“O turismo pode perfeitamente ser o segundo motor do município”

PorAntónio Monteiro,13 ago 2022 7:50

Decorrem desde o início do mês de Julho no concelho de São Lourenço dos Órgãos várias actividades para assinalar as festividades de Nhu San Lorensu e do 17º aniversário da criação do município que culminou esta terça-feira com a tradicional sessão solene comemorativa na sala de conferências do Liceu Luciano Garcia. As duas efemérides deram o mote à entrevista ao edil laurentino que fala do impacto da seca prolongada neste município no interior de Santiago que vive quase exclusivamente da agricultura e pecuária e que se agravou com a pandemia da Covid-19 e a guerra na Ucrânia. Apesar de todos estes desafios, Carlos Vasconcelos perspectiva um futuro mais próspero para o município baseado na agricultura e pecuária com o turismo como segundo motor de desenvolvimento.

Em 2018, em entrevista a este semanário, disse que os recursos financeiros, incluindo o Fundo de Apoio Municipal, não conseguiam cobrir as despesas da folha salarial da autarquia. Como está a situação neste momento?

Logo no início, quando entramos na Câmara Municipal, em 2016, encontramos uma situação difícil, uma folha salarial pesada e um custo de funcionamento bastante pesado do município. Tentamos resolver esses problemas, saldando algumas dívidas com terceiros. Assim, estivemos bem até antes da pandemia, até meados do ano de 2020. Com a pandemia houve redução dos investimentos aqui no município por parte da Câmara Municipal, mas também dos apoios que recebíamos do governo. As coisas começaram novamente a ficar difícil. Ou seja, neste momento temos problemas de financiamento sobretudo a nível de funcionamento, mas também a nível de investimentos. Neste aspecto o governo continua a ser o nosso principal parceiro de desenvolvimento local.

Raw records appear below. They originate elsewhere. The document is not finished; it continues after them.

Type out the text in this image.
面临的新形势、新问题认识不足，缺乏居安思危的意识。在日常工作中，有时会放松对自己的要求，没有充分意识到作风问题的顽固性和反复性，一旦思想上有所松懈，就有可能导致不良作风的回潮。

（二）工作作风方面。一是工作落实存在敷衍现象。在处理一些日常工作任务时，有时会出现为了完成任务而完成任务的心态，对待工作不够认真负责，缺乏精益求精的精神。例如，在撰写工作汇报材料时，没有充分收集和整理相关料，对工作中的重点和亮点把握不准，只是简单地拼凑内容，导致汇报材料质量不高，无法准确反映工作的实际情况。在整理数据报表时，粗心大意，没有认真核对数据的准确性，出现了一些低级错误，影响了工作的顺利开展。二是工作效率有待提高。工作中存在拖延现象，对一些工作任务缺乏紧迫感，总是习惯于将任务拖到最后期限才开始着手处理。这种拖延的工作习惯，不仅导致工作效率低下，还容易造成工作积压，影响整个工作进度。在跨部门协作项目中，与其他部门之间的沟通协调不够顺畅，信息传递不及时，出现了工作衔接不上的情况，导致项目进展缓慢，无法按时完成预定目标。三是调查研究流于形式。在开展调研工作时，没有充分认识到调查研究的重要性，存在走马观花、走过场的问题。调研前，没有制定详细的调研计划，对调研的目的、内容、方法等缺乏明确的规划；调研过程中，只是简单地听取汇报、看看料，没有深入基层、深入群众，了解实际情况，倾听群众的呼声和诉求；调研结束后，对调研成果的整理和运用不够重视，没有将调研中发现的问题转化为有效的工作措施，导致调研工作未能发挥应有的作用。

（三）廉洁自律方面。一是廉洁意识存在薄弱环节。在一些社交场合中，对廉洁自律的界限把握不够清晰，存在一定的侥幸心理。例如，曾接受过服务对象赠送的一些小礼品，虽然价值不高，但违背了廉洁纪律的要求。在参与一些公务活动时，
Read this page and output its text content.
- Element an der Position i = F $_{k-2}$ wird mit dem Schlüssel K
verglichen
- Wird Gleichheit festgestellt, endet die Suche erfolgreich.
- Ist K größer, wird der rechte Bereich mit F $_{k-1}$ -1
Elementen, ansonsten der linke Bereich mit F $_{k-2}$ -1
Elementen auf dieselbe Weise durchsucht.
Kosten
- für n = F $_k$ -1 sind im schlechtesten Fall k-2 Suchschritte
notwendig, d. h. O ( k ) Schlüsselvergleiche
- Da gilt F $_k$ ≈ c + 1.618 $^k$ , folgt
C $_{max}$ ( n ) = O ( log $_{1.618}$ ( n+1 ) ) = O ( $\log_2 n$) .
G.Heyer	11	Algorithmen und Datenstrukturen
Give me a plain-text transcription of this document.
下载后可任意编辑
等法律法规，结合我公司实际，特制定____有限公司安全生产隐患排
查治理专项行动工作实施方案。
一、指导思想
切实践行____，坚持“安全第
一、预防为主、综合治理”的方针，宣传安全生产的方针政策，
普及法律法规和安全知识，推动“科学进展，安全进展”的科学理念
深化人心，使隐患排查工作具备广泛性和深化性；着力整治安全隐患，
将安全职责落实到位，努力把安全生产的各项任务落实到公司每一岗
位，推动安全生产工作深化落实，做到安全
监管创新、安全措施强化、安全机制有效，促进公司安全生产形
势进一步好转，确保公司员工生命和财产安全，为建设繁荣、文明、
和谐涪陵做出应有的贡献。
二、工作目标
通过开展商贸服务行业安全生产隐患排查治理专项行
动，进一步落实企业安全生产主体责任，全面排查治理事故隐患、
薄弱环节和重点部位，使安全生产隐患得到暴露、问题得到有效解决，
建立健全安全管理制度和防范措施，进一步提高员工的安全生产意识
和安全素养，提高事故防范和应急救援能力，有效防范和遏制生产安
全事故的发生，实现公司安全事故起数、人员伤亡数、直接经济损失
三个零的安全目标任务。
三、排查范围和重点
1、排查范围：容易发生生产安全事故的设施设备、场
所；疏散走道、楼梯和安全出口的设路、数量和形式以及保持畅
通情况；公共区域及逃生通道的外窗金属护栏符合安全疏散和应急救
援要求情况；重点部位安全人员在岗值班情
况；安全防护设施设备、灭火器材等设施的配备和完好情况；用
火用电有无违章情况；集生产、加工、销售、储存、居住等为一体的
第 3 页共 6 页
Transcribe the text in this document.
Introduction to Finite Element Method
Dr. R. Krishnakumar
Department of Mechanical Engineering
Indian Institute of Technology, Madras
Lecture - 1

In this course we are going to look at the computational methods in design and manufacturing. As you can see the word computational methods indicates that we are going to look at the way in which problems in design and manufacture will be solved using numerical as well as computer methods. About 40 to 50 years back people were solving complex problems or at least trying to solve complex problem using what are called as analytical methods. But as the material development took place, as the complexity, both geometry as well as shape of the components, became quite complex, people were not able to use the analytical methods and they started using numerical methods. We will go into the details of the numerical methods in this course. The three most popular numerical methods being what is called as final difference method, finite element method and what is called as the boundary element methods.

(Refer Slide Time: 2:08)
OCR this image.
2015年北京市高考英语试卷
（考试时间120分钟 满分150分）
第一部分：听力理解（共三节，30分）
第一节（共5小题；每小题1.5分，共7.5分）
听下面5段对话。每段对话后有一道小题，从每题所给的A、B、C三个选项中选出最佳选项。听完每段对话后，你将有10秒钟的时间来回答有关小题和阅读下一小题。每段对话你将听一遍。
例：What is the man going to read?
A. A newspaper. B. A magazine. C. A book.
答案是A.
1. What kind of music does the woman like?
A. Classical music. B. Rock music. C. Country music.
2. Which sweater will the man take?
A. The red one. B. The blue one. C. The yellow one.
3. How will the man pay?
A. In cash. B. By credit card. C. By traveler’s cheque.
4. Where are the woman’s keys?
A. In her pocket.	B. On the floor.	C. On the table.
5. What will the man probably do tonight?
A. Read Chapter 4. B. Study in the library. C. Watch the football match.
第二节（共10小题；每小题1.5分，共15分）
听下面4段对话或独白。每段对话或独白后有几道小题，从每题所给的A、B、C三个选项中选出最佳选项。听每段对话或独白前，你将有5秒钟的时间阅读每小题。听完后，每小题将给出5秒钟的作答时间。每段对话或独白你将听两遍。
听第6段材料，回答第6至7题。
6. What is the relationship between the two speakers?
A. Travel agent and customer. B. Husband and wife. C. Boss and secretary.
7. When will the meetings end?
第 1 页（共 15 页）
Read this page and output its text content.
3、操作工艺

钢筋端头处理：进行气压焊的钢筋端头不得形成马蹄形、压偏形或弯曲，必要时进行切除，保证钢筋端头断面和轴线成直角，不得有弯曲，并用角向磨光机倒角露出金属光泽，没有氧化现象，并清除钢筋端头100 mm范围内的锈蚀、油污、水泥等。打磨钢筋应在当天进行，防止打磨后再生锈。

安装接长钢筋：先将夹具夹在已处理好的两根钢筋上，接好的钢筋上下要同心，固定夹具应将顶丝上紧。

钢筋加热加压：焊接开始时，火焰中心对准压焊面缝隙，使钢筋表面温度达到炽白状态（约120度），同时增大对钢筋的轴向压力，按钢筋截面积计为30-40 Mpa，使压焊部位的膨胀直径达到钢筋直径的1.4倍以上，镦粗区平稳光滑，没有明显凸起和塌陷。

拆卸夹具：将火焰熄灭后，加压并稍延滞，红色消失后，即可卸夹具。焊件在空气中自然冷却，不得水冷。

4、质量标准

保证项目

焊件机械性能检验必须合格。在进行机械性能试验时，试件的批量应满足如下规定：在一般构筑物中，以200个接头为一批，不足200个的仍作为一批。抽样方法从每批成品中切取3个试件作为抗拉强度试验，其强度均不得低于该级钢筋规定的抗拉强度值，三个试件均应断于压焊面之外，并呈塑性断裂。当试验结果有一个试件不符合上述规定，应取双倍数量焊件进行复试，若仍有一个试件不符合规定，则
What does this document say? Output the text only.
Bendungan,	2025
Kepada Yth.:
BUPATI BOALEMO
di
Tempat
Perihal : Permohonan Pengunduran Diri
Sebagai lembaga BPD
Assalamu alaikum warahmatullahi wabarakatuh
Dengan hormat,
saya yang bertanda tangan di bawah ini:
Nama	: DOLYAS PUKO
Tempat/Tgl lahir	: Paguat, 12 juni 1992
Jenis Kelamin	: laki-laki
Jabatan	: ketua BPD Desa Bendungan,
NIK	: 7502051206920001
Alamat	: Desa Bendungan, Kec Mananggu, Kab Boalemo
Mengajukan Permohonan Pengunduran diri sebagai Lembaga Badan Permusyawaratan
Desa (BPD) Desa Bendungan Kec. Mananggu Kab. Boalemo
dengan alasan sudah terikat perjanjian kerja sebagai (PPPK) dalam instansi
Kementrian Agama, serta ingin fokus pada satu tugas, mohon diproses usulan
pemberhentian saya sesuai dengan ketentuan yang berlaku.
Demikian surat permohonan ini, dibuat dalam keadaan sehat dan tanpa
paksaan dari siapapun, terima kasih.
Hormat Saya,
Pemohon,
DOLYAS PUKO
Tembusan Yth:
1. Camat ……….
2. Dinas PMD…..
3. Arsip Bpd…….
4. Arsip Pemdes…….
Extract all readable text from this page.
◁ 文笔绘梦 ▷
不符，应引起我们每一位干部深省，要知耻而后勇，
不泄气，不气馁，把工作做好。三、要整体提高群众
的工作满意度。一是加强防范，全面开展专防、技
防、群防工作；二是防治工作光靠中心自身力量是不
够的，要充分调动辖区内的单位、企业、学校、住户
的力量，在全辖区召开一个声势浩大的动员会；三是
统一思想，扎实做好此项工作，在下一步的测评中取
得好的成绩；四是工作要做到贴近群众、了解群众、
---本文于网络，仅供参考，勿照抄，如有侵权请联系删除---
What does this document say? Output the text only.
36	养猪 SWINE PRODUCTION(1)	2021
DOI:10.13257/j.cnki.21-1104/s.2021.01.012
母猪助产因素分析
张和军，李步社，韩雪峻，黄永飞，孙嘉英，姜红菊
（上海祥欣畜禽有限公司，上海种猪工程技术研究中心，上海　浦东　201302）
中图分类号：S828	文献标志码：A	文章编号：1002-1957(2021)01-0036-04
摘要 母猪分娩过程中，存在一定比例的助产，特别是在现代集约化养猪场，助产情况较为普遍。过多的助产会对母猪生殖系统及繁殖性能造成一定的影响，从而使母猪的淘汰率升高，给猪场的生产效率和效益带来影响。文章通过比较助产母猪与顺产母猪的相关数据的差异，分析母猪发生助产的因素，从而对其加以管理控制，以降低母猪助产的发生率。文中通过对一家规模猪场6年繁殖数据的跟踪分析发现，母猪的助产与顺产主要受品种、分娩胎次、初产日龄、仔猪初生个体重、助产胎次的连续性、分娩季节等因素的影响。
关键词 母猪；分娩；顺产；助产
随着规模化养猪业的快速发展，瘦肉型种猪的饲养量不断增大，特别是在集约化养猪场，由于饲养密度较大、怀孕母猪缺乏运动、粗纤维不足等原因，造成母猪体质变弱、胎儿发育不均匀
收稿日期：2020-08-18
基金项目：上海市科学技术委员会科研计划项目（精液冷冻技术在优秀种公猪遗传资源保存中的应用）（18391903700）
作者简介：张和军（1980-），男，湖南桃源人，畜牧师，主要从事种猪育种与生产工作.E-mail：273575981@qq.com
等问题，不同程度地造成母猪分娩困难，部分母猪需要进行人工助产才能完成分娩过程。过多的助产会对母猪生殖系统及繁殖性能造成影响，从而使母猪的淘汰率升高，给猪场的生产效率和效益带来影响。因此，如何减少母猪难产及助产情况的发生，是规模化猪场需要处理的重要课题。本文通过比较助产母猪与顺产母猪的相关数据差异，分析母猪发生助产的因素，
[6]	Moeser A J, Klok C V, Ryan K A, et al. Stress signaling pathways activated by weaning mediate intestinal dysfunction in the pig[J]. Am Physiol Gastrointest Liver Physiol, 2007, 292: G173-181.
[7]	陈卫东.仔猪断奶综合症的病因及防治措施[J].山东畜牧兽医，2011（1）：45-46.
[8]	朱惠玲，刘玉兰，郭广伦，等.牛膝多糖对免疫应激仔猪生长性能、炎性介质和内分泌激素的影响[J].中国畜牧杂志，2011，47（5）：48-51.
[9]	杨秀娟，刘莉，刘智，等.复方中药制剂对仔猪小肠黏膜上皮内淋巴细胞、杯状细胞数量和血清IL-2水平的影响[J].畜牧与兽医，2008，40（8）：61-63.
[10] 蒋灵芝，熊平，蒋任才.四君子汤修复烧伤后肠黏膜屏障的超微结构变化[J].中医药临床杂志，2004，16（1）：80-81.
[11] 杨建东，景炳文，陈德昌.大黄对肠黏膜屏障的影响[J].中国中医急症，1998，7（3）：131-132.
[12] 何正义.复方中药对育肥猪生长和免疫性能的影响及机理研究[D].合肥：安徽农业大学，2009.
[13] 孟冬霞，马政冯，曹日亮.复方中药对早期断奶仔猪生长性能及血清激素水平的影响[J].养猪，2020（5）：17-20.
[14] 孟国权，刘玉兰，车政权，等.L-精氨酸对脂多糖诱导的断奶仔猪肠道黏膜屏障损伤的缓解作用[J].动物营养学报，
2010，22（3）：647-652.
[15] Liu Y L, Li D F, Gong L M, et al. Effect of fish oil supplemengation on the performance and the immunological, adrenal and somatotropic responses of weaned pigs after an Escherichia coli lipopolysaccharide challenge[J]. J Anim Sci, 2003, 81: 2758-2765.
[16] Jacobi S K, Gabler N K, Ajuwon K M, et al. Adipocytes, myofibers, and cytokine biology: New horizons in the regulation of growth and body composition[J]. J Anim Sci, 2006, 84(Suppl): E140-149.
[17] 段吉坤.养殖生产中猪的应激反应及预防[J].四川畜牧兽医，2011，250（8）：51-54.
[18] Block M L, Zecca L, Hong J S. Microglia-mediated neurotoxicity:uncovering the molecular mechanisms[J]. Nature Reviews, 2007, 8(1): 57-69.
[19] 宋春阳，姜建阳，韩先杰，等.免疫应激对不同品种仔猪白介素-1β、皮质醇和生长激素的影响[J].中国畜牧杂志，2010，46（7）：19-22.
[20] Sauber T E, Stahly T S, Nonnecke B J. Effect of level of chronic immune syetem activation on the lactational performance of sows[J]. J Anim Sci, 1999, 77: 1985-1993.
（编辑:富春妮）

Como se sabe, o governo neste momento não está a viver os melhores dias e isto teve também consequências no financiamento municipal. Não obstante, temos estado a responder às necessidades básicas da população: conseguimos pagar salários, mas em termos de investimentos houve um abrandamento. Isto não é só neste município, mas a nível mundial por causa das crises e com as consequências da guerra na Ucrânia as coisas ficaram ainda mais complicadas. Mas temos boas perspectivas futuras. Neste momento estamos a assinar alguns contratos-programa com o governo que tem em curso no município grandes obras. Estou a falar sobretudo da asfaltagem da estrada Ponte Ferro/Fundura/Boca Larga que vai desencravar uma localidade que tem enfrentado muitos problemas ao longo dos anos por causa do seu isolamento. Estamos também a preparar para retomarmos a construção do nosso campo relvado; brevemente vamos também retomar as obras de construção do Auditório Municipal que estão paradas desde 2020. Ou seja, vamos retomar todas as obras que tínhamos iniciado, mas que estiveram paradas durante todo esse tempo.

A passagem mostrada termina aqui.